О Пахомове стоит сказать отдельно: вскоре он демобилизуется, займет должность заместителя министра культуры СССР, станет тайно преследовать, исключать из репертуарных списков и запрещать (телефонными звонками в театры страны) мою пьесу «Жена», добиваться ее шельмования на страницах той же «Красной звезды» после премьер в Москве и Ленинграде. Суетность и льстивость Пахомова вызывали в Алексее Дмитриевиче брезгливость и плохо скрываемое пренебрежение. Как-то после какого-то просмотра я даже пожалел Пахомова — он ведал культурой в ГЛАВПУРе, курировал театры, — спросил у Попова: почему он так немилостив? Алексей Дмитриевич посмотрел удивленно: он предполагал во мне больше проницательности.
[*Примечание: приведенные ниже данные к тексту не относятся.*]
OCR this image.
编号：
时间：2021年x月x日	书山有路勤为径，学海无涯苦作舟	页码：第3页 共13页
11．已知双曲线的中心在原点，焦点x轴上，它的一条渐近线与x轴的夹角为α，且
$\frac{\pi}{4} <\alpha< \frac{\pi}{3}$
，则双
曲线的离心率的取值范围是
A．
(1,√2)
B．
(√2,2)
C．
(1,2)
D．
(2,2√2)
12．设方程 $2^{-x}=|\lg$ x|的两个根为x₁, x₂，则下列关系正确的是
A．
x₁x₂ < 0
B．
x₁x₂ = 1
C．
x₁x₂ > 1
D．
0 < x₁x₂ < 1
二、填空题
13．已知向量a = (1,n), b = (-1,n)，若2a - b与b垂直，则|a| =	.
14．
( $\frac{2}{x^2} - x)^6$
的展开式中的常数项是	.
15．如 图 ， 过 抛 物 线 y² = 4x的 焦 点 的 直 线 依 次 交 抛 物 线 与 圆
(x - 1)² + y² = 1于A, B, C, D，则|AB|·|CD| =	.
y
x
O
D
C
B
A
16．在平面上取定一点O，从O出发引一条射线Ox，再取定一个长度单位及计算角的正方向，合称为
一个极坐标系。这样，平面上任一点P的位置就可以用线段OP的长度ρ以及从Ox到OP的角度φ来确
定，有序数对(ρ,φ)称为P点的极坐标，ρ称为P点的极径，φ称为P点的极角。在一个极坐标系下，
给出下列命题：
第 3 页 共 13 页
Сказал, что не терпит двоедушия, что Пахомов не так прост, как кажется, что трудности театра часто исходят именно от него, а приторная услужливость продиктована желанием устроить в труппу ЦТКА свою жену-актрису. «Я ее смотрел и слушал, — сказал Алексей Дмитриевич. — Ей нечего делать на сцене». Уверясь в нашем с А. Д. Поповым добром сотрудничестве, В. Пахомов попытался действовать через меня, прося заступиться, отыскать место для жены, тем более что генерал Паша́ давно дал согласие.

Плохо же он знал Попова, если надеялся на мое «заступничество» или протекцию начальника театра! В ведомостях зарплаты числилось трое военнослужащих, получавших более высокий оклад, чем Народный артист СССР, художественный руководитель театра А. Д. Попов: генерал Паша́, его заместитель подполковник Горлышков и третий — то ли подполковник Самохвалов, которому надлежало выселить меня из квартиры, то ли подполковник, бывший кавалерист, в те годы — дежурный по правительственной ложе, куда за все время однажды заглянул Ворошилов и тут же сбежал в партер. Раздражение охватывало А. Д. Попова, когда, расписываясь в ведомости, получая тяжким трудом заработанные деньги, он видел суммы, назначенные Паше́ и другим, совсем уж бездельным в театре людям. Я не раз предлагал Паше́ разделить платежную ведомость на две, но какой-то параграф или армейское честолюбие мешали ему сделать это.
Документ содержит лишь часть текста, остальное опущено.